When you’re in Jerusalem take some time to enjoy walking around and exploring the village of Ein Karem (Hebrew of Spring of the Vineyard), today a neighborhood of Jerusalem and when you get hungry check out one of the restaurants (see below). The spring made it possible for settlement there dating from the Middle Bronze Age. According to Christian tradition, Mary, pregnant with Jesus, met Elizabeth, pregnant with John at the spring.
There are two churches named St. John the Baptist, one a Franciscan church built in the second half of the 19th century on the remnants of earlier Byzantine and Crusader churches and an Eastern Orthodox church built in 1894 (restored in 1975), also on the remnants of an ancient church. Inside the Franciscan church are the remains of a Byzantine mosaic floor and a cave where, according to Christian tradition, John the Baptist was born. Below the building a mikve or Jewish ritual bath was found dated to the Second Temple period.
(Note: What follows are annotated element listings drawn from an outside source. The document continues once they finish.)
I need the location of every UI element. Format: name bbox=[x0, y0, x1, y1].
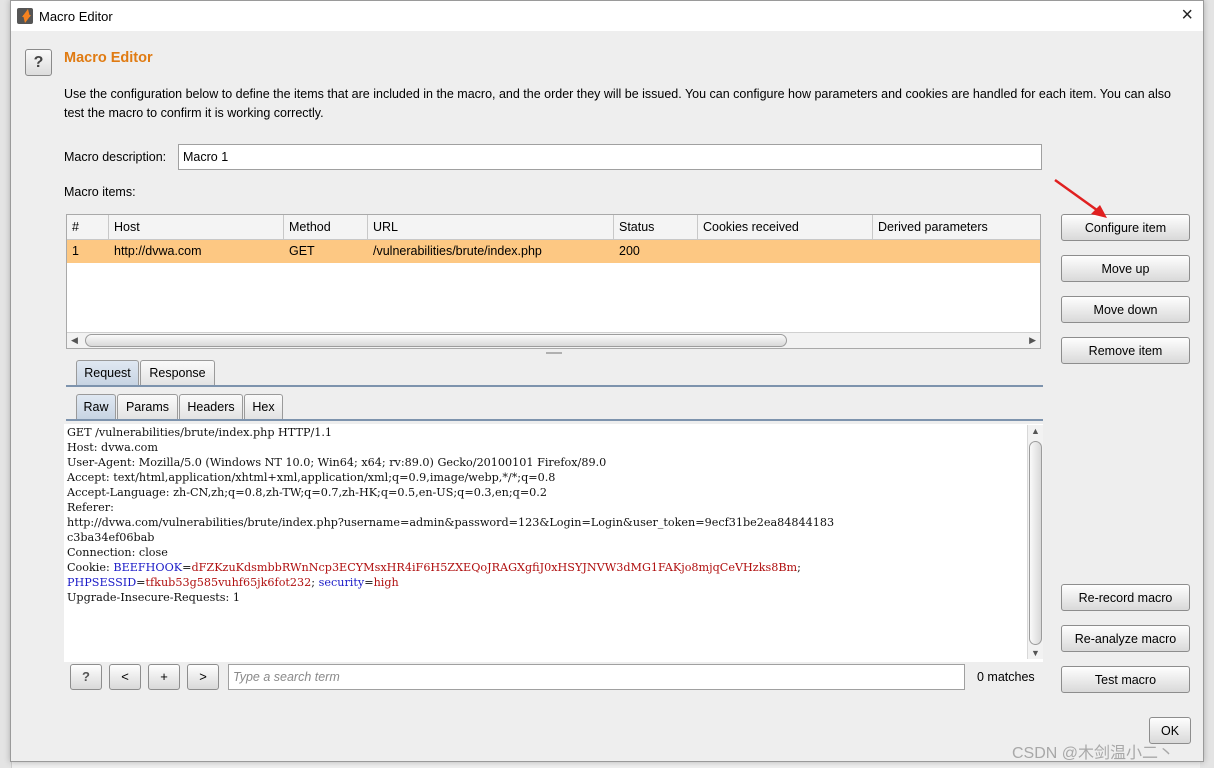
column-header-status[interactable]: Status bbox=[614, 215, 698, 240]
column-header-number[interactable]: # bbox=[67, 215, 109, 240]
table-row[interactable]: 1 http://dvwa.com GET /vulnerabilities/b… bbox=[67, 240, 1040, 263]
macro-items-table: # Host Method URL Status Cookies receive… bbox=[66, 214, 1041, 349]
cell-url: /vulnerabilities/brute/index.php bbox=[373, 244, 542, 258]
table-horizontal-scrollbar[interactable]: ◀ ▶ bbox=[67, 332, 1040, 348]
request-line: GET /vulnerabilities/brute/index.php HTT… bbox=[67, 426, 333, 439]
tab-request[interactable]: Request bbox=[76, 360, 139, 386]
cell-derived-parameters bbox=[873, 240, 1040, 263]
scroll-left-icon[interactable]: ◀ bbox=[71, 335, 78, 346]
column-header-host[interactable]: Host bbox=[109, 215, 284, 240]
title-bar: Macro Editor × bbox=[11, 1, 1203, 31]
request-editor[interactable]: GET /vulnerabilities/brute/index.php HTT… bbox=[64, 424, 1043, 662]
header-line: Upgrade-Insecure-Requests: 1 bbox=[67, 591, 240, 604]
splitter-grip[interactable] bbox=[546, 352, 562, 354]
move-down-button[interactable]: Move down bbox=[1061, 296, 1190, 323]
column-header-derived-parameters[interactable]: Derived parameters bbox=[873, 215, 1040, 240]
move-up-button[interactable]: Move up bbox=[1061, 255, 1190, 282]
header-line: http://dvwa.com/vulnerabilities/brute/in… bbox=[67, 516, 835, 529]
tab-underline bbox=[66, 419, 1043, 421]
tab-underline bbox=[66, 385, 1043, 387]
tab-params[interactable]: Params bbox=[117, 394, 178, 420]
tab-response[interactable]: Response bbox=[140, 360, 215, 386]
search-help-button[interactable]: ? bbox=[70, 664, 102, 690]
help-icon[interactable]: ? bbox=[25, 49, 52, 76]
pane-splitter[interactable] bbox=[66, 351, 1041, 355]
header-line: Accept: text/html,application/xhtml+xml,… bbox=[67, 471, 556, 484]
burp-app-icon bbox=[17, 8, 33, 24]
search-add-button[interactable]: + bbox=[148, 664, 180, 690]
scroll-down-icon[interactable]: ▼ bbox=[1031, 648, 1040, 658]
macro-items-label: Macro items: bbox=[64, 185, 136, 199]
request-text[interactable]: GET /vulnerabilities/brute/index.php HTT… bbox=[67, 425, 834, 605]
arrow-shaft bbox=[1054, 178, 1102, 215]
cell-host: http://dvwa.com bbox=[114, 244, 202, 258]
tab-raw[interactable]: Raw bbox=[76, 394, 116, 420]
header-line: Connection: close bbox=[67, 546, 168, 559]
close-icon[interactable]: × bbox=[1181, 5, 1193, 25]
cookie-name: security bbox=[318, 576, 365, 589]
search-input[interactable] bbox=[228, 664, 965, 690]
header-line: Referer: bbox=[67, 501, 114, 514]
macro-description-input[interactable] bbox=[178, 144, 1042, 170]
reanalyze-macro-button[interactable]: Re-analyze macro bbox=[1061, 625, 1190, 652]
column-header-url[interactable]: URL bbox=[368, 215, 614, 240]
scrollbar-thumb[interactable] bbox=[85, 334, 787, 347]
test-macro-button[interactable]: Test macro bbox=[1061, 666, 1190, 693]
cookie-name: PHPSESSID bbox=[67, 576, 137, 589]
remove-item-button[interactable]: Remove item bbox=[1061, 337, 1190, 364]
dialog-heading: Macro Editor bbox=[64, 50, 153, 66]
editor-vertical-scrollbar[interactable]: ▲ ▼ bbox=[1027, 425, 1043, 659]
tab-headers[interactable]: Headers bbox=[179, 394, 243, 420]
scroll-up-icon[interactable]: ▲ bbox=[1031, 426, 1040, 436]
window-title: Macro Editor bbox=[39, 9, 113, 24]
rerecord-macro-button[interactable]: Re-record macro bbox=[1061, 584, 1190, 611]
cookie-label: Cookie: bbox=[67, 561, 114, 574]
header-line: Accept-Language: zh-CN,zh;q=0.8,zh-TW;q=… bbox=[67, 486, 547, 499]
tab-hex[interactable]: Hex bbox=[244, 394, 283, 420]
cell-cookies-received bbox=[698, 240, 873, 263]
cell-method: GET bbox=[289, 244, 315, 258]
cell-number: 1 bbox=[72, 244, 79, 258]
watermark: CSDN @木剑温小二丶 bbox=[1012, 745, 1175, 762]
header-line: c3ba34ef06bab bbox=[67, 531, 155, 544]
annotation-arrow bbox=[1054, 178, 1107, 218]
macro-editor-dialog: Macro Editor × ? Macro Editor Use the co… bbox=[10, 0, 1204, 762]
scroll-right-icon[interactable]: ▶ bbox=[1029, 335, 1036, 346]
cookie-value: high bbox=[373, 576, 399, 589]
scrollbar-thumb[interactable] bbox=[1029, 441, 1042, 645]
cookie-name: BEEFHOOK bbox=[113, 561, 183, 574]
search-next-button[interactable]: > bbox=[187, 664, 219, 690]
macro-description-label: Macro description: bbox=[64, 150, 167, 164]
header-line: User-Agent: Mozilla/5.0 (Windows NT 10.0… bbox=[67, 456, 607, 469]
header-line: Host: dvwa.com bbox=[67, 441, 158, 454]
search-previous-button[interactable]: < bbox=[109, 664, 141, 690]
dialog-description: Use the configuration below to define th… bbox=[64, 87, 1171, 120]
column-header-cookies-received[interactable]: Cookies received bbox=[698, 215, 873, 240]
cookie-value: tfkub53g585vuhf65jk6fot232 bbox=[145, 576, 312, 589]
table-header: # Host Method URL Status Cookies receive… bbox=[67, 215, 1040, 240]
column-header-method[interactable]: Method bbox=[284, 215, 368, 240]
search-matches-count: 0 matches bbox=[977, 670, 1035, 684]
cookie-value: dFZKzuKdsmbbRWnNcp3ECYMsxHR4iF6H5ZXEQoJR… bbox=[191, 561, 798, 574]
cell-status: 200 bbox=[619, 244, 640, 258]
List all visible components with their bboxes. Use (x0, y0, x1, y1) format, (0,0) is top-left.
The Franciscan Church of the Visitation is located across the village from St. John. The ancient sanctuary there was built against a rock slope, the site where Zechariah and Elizabeth lived and where Mary visited them. An ancient cistern from which, according to tradition, Zechariah and Elizabeth drank, can also be found in the church; the stone next to it is said to have hidden the two from Herod’s soldiers. Tradition attributes its construction to Helena, Emperor Constantine’s mother.
On the wall of the courtyard are ceramic tiles bearing verses from the Magnificat (the Canticle of Mary from Luke 1:46-55) in forty-two different languages. On the church’s façade is a striking mosaic commemorating the Visitation.
The lower level of the church was built in 1862, the upper level was begun in 1938 and completed by Italian architect Antonio Barluzzi in 1955. The upper hall is dedicated to Mary, and its walls are decorated with many paintings in her honor. The interior has Italianate frescoes depicting the Visitation, Elizabeth hiding her son John the Baptist, and Zechariah next to the altar in the Temple and beautiful mosaic floors. In one of the frescoes, there is an image of none other than Barluzzi himself.
Located up the hill is the Russian Orthodox Church, part of the Gorny monastery, nicknamed Moscovia by the locals, begun in 1905 and only completed in 2005, with its classic gold onions.
Take the opportunity to walk or meditate in the tranquil garden of Notre Dame De Sion monastery.
Pundak Ein Karem “with a garden blooming in and around its stone courtyard specializes in pan-European fusion cuisine of the decidedly unkosher variety; free WiFi.”
Karma “will have you eating like a Buddhist monk fallen off the wagon, a genre-defying culinary quality, with a traditional Middle Eastern taboon stone oven at its spiritual center.”
Café Inbal “small bake shop has a nice selection of classic light Israeli fare, kosher.”
Charlotte for those with a passion for a variety of grilled meats and delicious side dishes, kosher.
Esti and Perla “run by and in the home of two ladies by the names of Esti and Perla, who have resided in Ein Karem for over 50 years serves high-quality dairy food, specializing in Moroccan fare, kosher.”